The mean age of the 20 patients was 67.0 years ± 8.6 years (range: 55 years to 78 years). There were eight men and 12 women. Seventeen of the 20 eyes were phakic and underwent combined cataract surgery, and three eyes were pseudophakic. The mean visual acuity (logMAR) improved in all groups, with no statistically significant difference 0.67 ± 0.11 (20/80) at baseline to 0.16 ± 0.14 (20/25) in the MD group and 0.56 ± 0.2 (20/63) to 0.2 ± 0.15 (20/32) in the BP group (Figure 2). The CFT improved after surgery in all the cases, with no statistically significant difference between the two groups (P > .05); it decreased from 426.37 μm ± 108.8 μm to 242.12 μm ± 70.75 μm and from 362 μm ± 76.82 μm to 288 ± 93.68 μm in the MD group and in the BP group, respectively.

Change in best-corrected visual acuity (VA) (logMAR) preoperatively versus postoperatively.

Figure 2.

Change in best-corrected visual acuity (VA) (logMAR) preoperatively versus postoperatively.

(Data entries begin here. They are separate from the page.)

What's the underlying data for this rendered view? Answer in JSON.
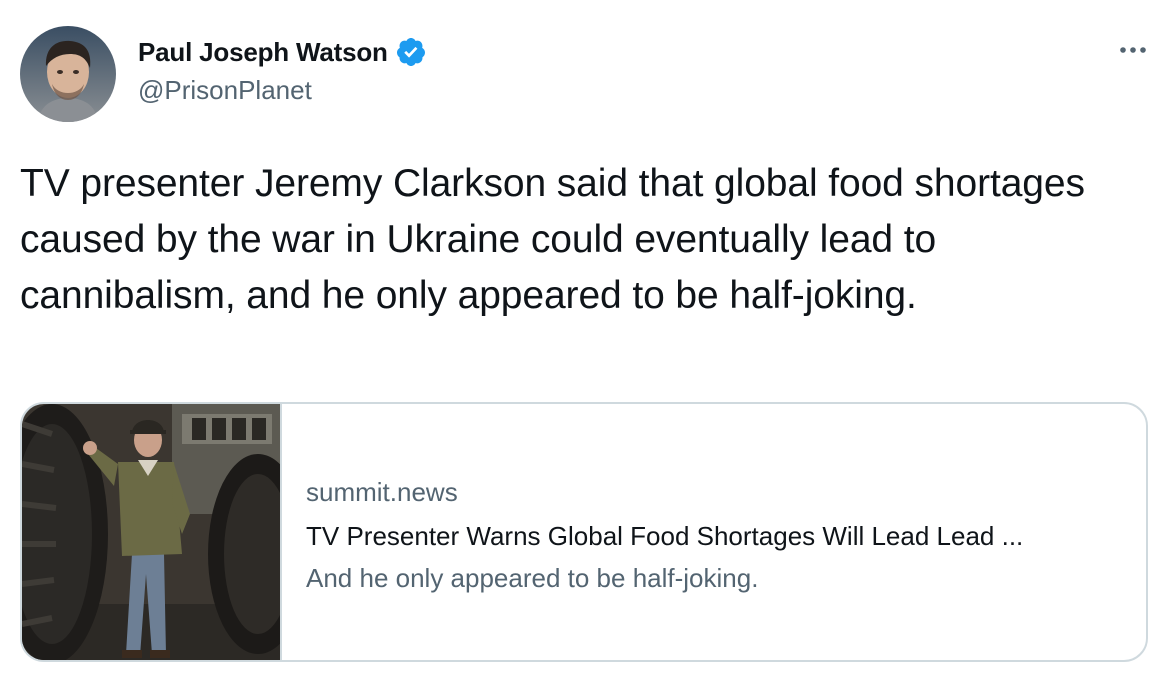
{
  "author": {
    "display_name": "Paul Joseph Watson",
    "handle": "@PrisonPlanet",
    "verified": true,
    "avatar_icon": "profile-photo"
  },
  "tweet": {
    "text": "TV presenter Jeremy Clarkson said that global food shortages caused by the war in Ukraine could eventually lead to cannibalism, and he only appeared to be half-joking."
  },
  "link_card": {
    "domain": "summit.news",
    "title": "TV Presenter Warns Global Food Shortages Will Lead Lead ...",
    "description": "And he only appeared to be half-joking.",
    "image_icon": "article-thumbnail-photo"
  },
  "icons": {
    "more": "more-options-icon",
    "verified": "verified-badge-icon"
  },
  "colors": {
    "text_primary": "#0f1419",
    "text_secondary": "#536471",
    "verified_blue": "#1d9bf0",
    "card_border": "#cfd9de"
  }
}
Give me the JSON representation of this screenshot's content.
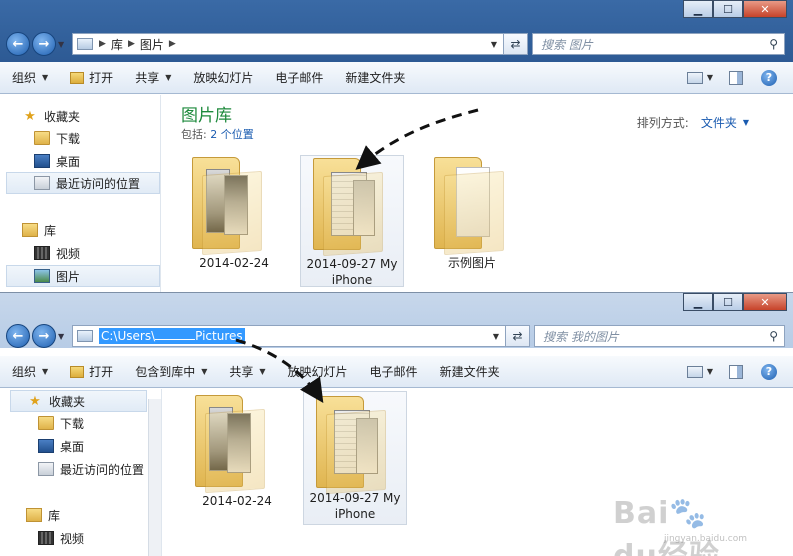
{
  "top_window": {
    "address": {
      "crumbs": [
        "库",
        "图片"
      ]
    },
    "search": {
      "placeholder": "搜索 图片"
    },
    "toolbar": {
      "items": [
        "组织",
        "打开",
        "共享",
        "放映幻灯片",
        "电子邮件",
        "新建文件夹"
      ]
    },
    "nav_items": [
      "收藏夹",
      "下载",
      "桌面",
      "最近访问的位置",
      "库",
      "视频",
      "图片"
    ],
    "library": {
      "title": "图片库",
      "includes_label": "包括:",
      "includes_link": "2 个位置",
      "arrange_label": "排列方式:",
      "arrange_value": "文件夹"
    },
    "files": [
      {
        "name": "2014-02-24"
      },
      {
        "name_line1": "2014-09-27 My",
        "name_line2": "iPhone"
      },
      {
        "name": "示例图片"
      }
    ]
  },
  "bottom_window": {
    "address": {
      "path_prefix": "C:\\Users\\",
      "path_suffix": "Pictures"
    },
    "search": {
      "placeholder": "搜索 我的图片"
    },
    "toolbar": {
      "items": [
        "组织",
        "打开",
        "包含到库中",
        "共享",
        "放映幻灯片",
        "电子邮件",
        "新建文件夹"
      ]
    },
    "nav_items": [
      "收藏夹",
      "下载",
      "桌面",
      "最近访问的位置",
      "库",
      "视频"
    ],
    "files": [
      {
        "name": "2014-02-24"
      },
      {
        "name_line1": "2014-09-27 My",
        "name_line2": "iPhone"
      }
    ]
  },
  "caption_glyphs": {
    "minimize": "▁",
    "maximize": "☐",
    "close": "✕"
  },
  "watermark": {
    "brand": "Bai",
    "brand_rest": "du",
    "cn": "经验",
    "url": "jingyan.baidu.com"
  },
  "colors": {
    "library_title": "#1e8a3c",
    "link": "#1a5bb0",
    "selection": "#3399ff"
  }
}
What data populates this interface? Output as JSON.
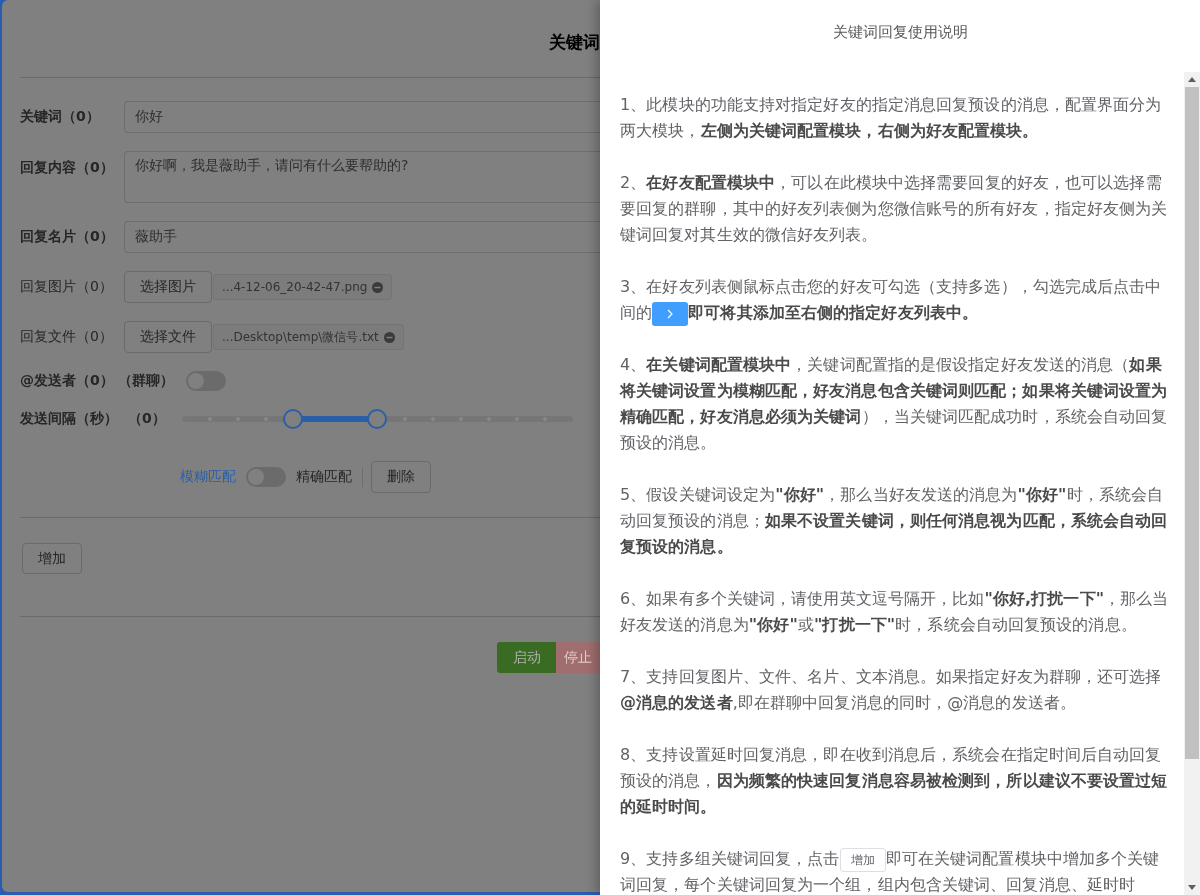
{
  "left_page": {
    "title": "关键词",
    "fields": [
      {
        "kind": "input",
        "label": "关键词（0）",
        "value": "你好"
      },
      {
        "kind": "textarea",
        "label": "回复内容（0）",
        "value": "你好啊，我是薇助手，请问有什么要帮助的?"
      },
      {
        "kind": "input",
        "label": "回复名片（0）",
        "value": "薇助手"
      },
      {
        "kind": "file",
        "label": "回复图片（0）",
        "button": "选择图片",
        "file": "...4-12-06_20-42-47.png"
      },
      {
        "kind": "file",
        "label": "回复文件（0）",
        "button": "选择文件",
        "file": "...Desktop\\temp\\微信号.txt"
      },
      {
        "kind": "toggle",
        "label": "@发送者（0）",
        "note": "（群聊）",
        "on": false
      },
      {
        "kind": "slider",
        "label": "发送间隔（秒）",
        "note": "（0）",
        "thumbs": [
          {
            "level": 0.285
          },
          {
            "level": 0.5
          }
        ]
      }
    ],
    "match": {
      "options": [
        {
          "label": "模糊匹配",
          "selected": true
        },
        {
          "label": "精确匹配",
          "selected": false
        }
      ],
      "delete_button": "删除"
    },
    "add_button": "增加",
    "start_button": "启动",
    "stop_button": "停止"
  },
  "drawer": {
    "title": "关键词回复使用说明",
    "paragraphs": [
      [
        {
          "kind": "text",
          "text": "1、此模块的功能支持对指定好友的指定消息回复预设的消息，配置界面分为两大模块，**左侧为关键词配置模块，右侧为好友配置模块。**"
        }
      ],
      [
        {
          "kind": "text",
          "text": "2、**在好友配置模块中**，可以在此模块中选择需要回复的好友，也可以选择需要回复的群聊，其中的好友列表侧为您微信账号的所有好友，指定好友侧为关键词回复对其生效的微信好友列表。"
        }
      ],
      [
        {
          "kind": "text",
          "text": "3、在好友列表侧鼠标点击您的好友可勾选（支持多选），勾选完成后点击中"
        },
        {
          "kind": "text",
          "text": "间的"
        },
        {
          "kind": "chevron-button"
        },
        {
          "kind": "text",
          "text": "**即可将其添加至右侧的指定好友列表中。**"
        }
      ],
      [
        {
          "kind": "text",
          "text": "4、**在关键词配置模块中**，关键词配置指的是假设指定好友发送的消息（**如果将关键词设置为模糊匹配，好友消息包含关键词则匹配；如果将关键词设置为精确匹配，好友消息必须为关键词**），当关键词匹配成功时，系统会自动回复预设的消息。"
        }
      ],
      [
        {
          "kind": "text",
          "text": "5、假设关键词设定为**\"你好\"**，那么当好友发送的消息为**\"你好\"**时，系统会自动回复预设的消息；**如果不设置关键词，则任何消息视为匹配，系统会自动回复预设的消息。**"
        }
      ],
      [
        {
          "kind": "text",
          "text": "6、如果有多个关键词，请使用英文逗号隔开，比如**\"你好,打扰一下\"**，那么当好友发送的消息为**\"你好\"**或**\"打扰一下\"**时，系统会自动回复预设的消息。"
        }
      ],
      [
        {
          "kind": "text",
          "text": "7、支持回复图片、文件、名片、文本消息。如果指定好友为群聊，还可选择**@消息的发送者**,即在群聊中回复消息的同时，@消息的发送者。"
        }
      ],
      [
        {
          "kind": "text",
          "text": "8、支持设置延时回复消息，即在收到消息后，系统会在指定时间后自动回复预设的消息，**因为频繁的快速回复消息容易被检测到，所以建议不要设置过短的延时时间。**"
        }
      ],
      [
        {
          "kind": "text",
          "text": "9、支持多组关键词回复，点击"
        },
        {
          "kind": "button",
          "text": "增加"
        },
        {
          "kind": "text",
          "text": "即可在关键词配置模块中增加多个关键"
        },
        {
          "kind": "text",
          "text": "词回复，每个关键词回复为一个组，组内包含关键词、回复消息、延时时"
        }
      ]
    ]
  }
}
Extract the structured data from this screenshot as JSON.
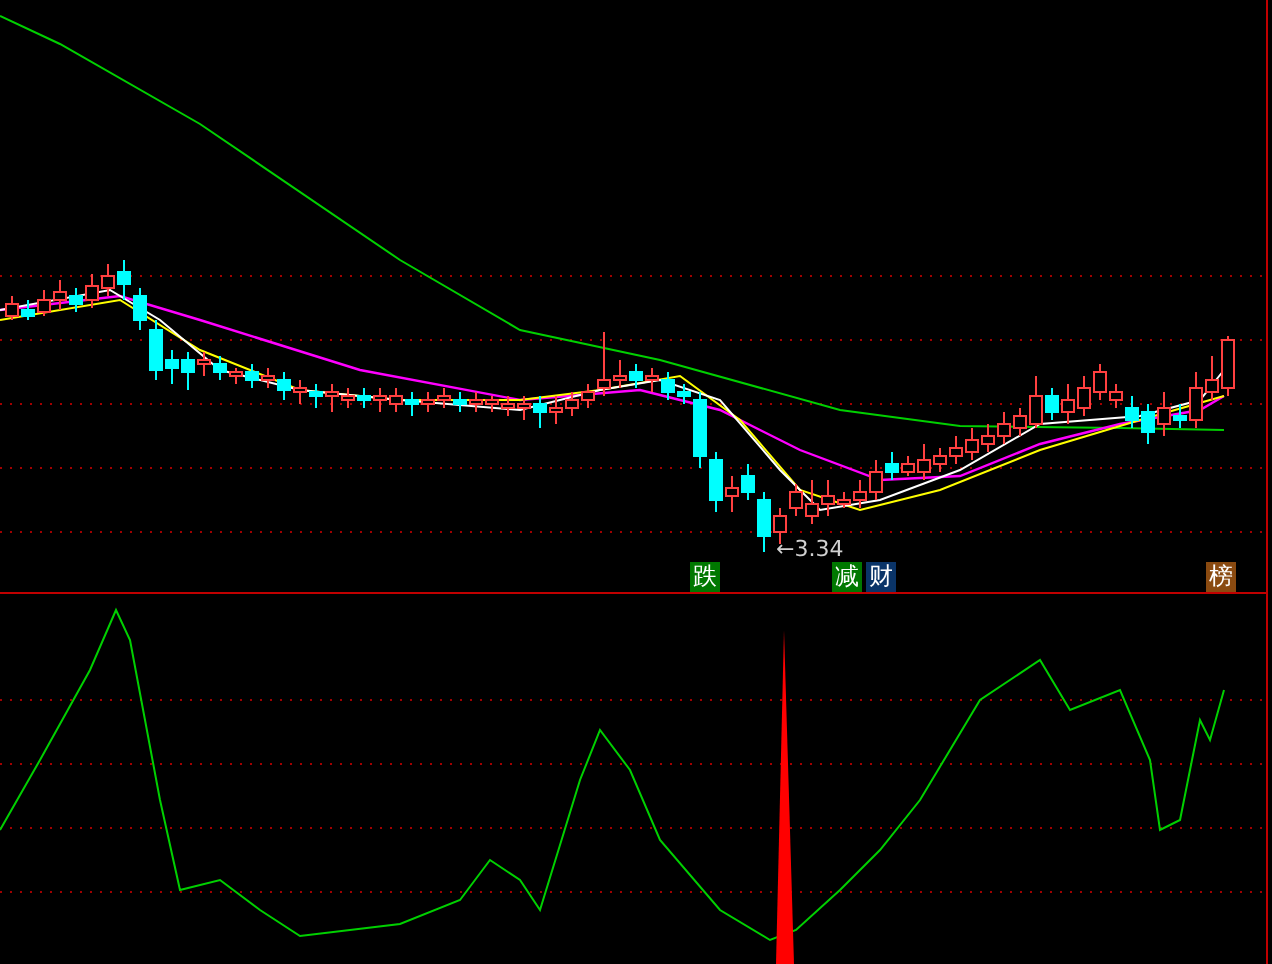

Preoperatively, the electrical retinal response densities assessed using mfERG in the foveal area (RING 1) and in the perifoveal area (RING 2) decreased. After a mean postoperative period of 3 months, the electrical response densities of the above areas improved in both groups (Figures 3 and 4). In the MD group, RING 1 showed an improvement from 71.63 nV/deg2 ± 12.62 nV/deg2 to 73.01 nV/deg2 ± 19.2 nV/deg2 and RING 2 showed an improvement from 34.96 nV/deg2 ± 7.34 nV/deg2 to 28.81 nV/deg2 ± 15.75 nV/deg2; in the BP group, RING 1 showed an improvement from 69.89 nV/deg2 ± 26.01 nV/deg2 to 102.08 nV/deg2 ± 48.62 nV/deg2 and RING 2 showed an improvement from 44.45 nV/deg2 ± 18.49 nV/deg2 to 46.3 nV/deg2 ± 2.92 nV/deg2. An increase of the electrical response densities of RING 1 and RING 2 was probably associated with the removal of the epiretinal membrane, the reduction of the retinal surface distortion, the recovery of the intra-retinal neuronal network, and the resolution of the macular edema. We had no postoperative complications during the 6-month follow-up.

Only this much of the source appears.